Sebaliknya, kenaikan PPN memiliki cakupan yang lebih luas dan berdampak langsung pada pola konsumsi masyarakat, sehingga lebih efektif dalam mengumpulkan penerimaan negara dan mencerminkan prinsip keadilan dan gotong royong. Prinsip keadilan dalam perpajakan sendiri dapat dilihat dari bagaimana beban pajak didistribusikan secara proporsional kepada masyarakat. Dalam artian, semakin tinggi konsumsi seseorang, semakin besar pula pajak yang harus dibayar. Dengan demikian, mereka yang berpenghasilan tinggi dan cenderung memiliki pola konsumsi lebih besar akan menanggung beban pajak lebih tinggi dibandingkan kelompok berpenghasilan rendah.

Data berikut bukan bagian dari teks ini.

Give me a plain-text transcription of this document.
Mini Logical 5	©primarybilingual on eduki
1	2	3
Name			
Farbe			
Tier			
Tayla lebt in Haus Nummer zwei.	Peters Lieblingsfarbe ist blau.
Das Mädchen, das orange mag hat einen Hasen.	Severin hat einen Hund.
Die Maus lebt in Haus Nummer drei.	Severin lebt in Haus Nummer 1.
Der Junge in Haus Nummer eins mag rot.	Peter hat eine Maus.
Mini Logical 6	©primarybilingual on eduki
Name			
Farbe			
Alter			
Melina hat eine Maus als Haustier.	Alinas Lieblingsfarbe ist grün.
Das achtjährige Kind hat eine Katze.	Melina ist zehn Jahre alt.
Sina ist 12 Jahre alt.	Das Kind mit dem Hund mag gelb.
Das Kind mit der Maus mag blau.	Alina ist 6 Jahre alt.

Pengamat Perpajakan, Yustinus Prastowo mengatakan pemerintah telah mempertimbangkan matang-matang kebijakan kenaikan PPN. Sesuai dengan amanat UU HPP, kenaikan PPN diimplementasikan secara bertahap dari 10 % menjadi 11% di tahun 2022 dan 12% mulai Januari 2025. Dampak kenaikan PPN untuk penerimaan negara lebih besar daripada kalau menaikkan PPh. Terlebih setelah pandemi Covid-19 banyak perusahaan yang tidak profit.
“Kalau mengenakan pajak penghasilan tidak adil, orang bisnisnya rugi suruh bayar pajak. Kenapa kok PPN? Kalau PPh, perusahaan enggak profit. PPN semua membayar, ada (prinsip) gotong-royong. Untuk kebutuhan pokok tetap 0%. Jasa kesehatan, pendidikan dan transportasi tetap bebas PPN,” kata Yustinus Prastowo dalam diskusi bertajuk ‘Wacana PPN 12%: Solusi Fiskal atau Beban Baru Bagi Masyarakat beberapa waktu lalu.
Menteri Keuangan (Menkeu) Sri Mulyani Indrawati mengatakan bahwa pemerintah terus berupaya menjaga daya beli masyarakat dan menstimulasi perekonomian melalui berbagai paket kebijakan ekonomi untuk meningkatkan kesejahteraan, salah satunya dari sisi perpajakan.
Sri Mulyani menjelaskan, pajak merupakan instrumen penting bagi pembangunan dan dalam pemungutannya selalu mengutamakan prinsip keadilan dan gotong-royong. Prinsip ini juga mendasari penerapan kebijakan PPN 12% yang bersifat selektif untuk rakyat dan perekonomian.
“Keadilan adalah dimana kelompok masyarakat yang mampu akan membayarkan pajaknya sesuai dengan kewajiban berdasarkan undang-undang, sementara kelompok masyarakat yang tidak mampu akan dilindungi bahkan diberikan bantuan. Di sinilah prinsip negara hadir,” ungkap Sri Mulyani dalam konferensi pers Paket Kebijakan Ekonomi di Kantor Kemenko Perekonomian, Jakarta, Senin (16/12/2024).
Sri Mulyani menegaskan pemerintah memperhatikan kebutuhan masyarakat, khususnya kelompok ekonomi menengah ke bawah. Melalui Undang-Undang Harmonisasi Peraturan Perpajakan (HPP) Nomor 7 Tahun 2021, pemerintah memberikan fasilitas berupa pembebasan atau pengurangan PPN untuk barang-barang kebutuhan pokok yang banyak dikonsumsi masyarakat.
“Hampir seluruh fraksi setuju bahwa negara harus menunjukkan keberpihakan kepada masyarakat berpenghasilan menengah ke bawah. Keberpihakan ini diwujudkan melalui fasilitas PPN untuk barang kebutuhan pokok, baik berupa barang maupun jasa yang dikonsumsi masyarakat luas,” kata Sri Mulyani.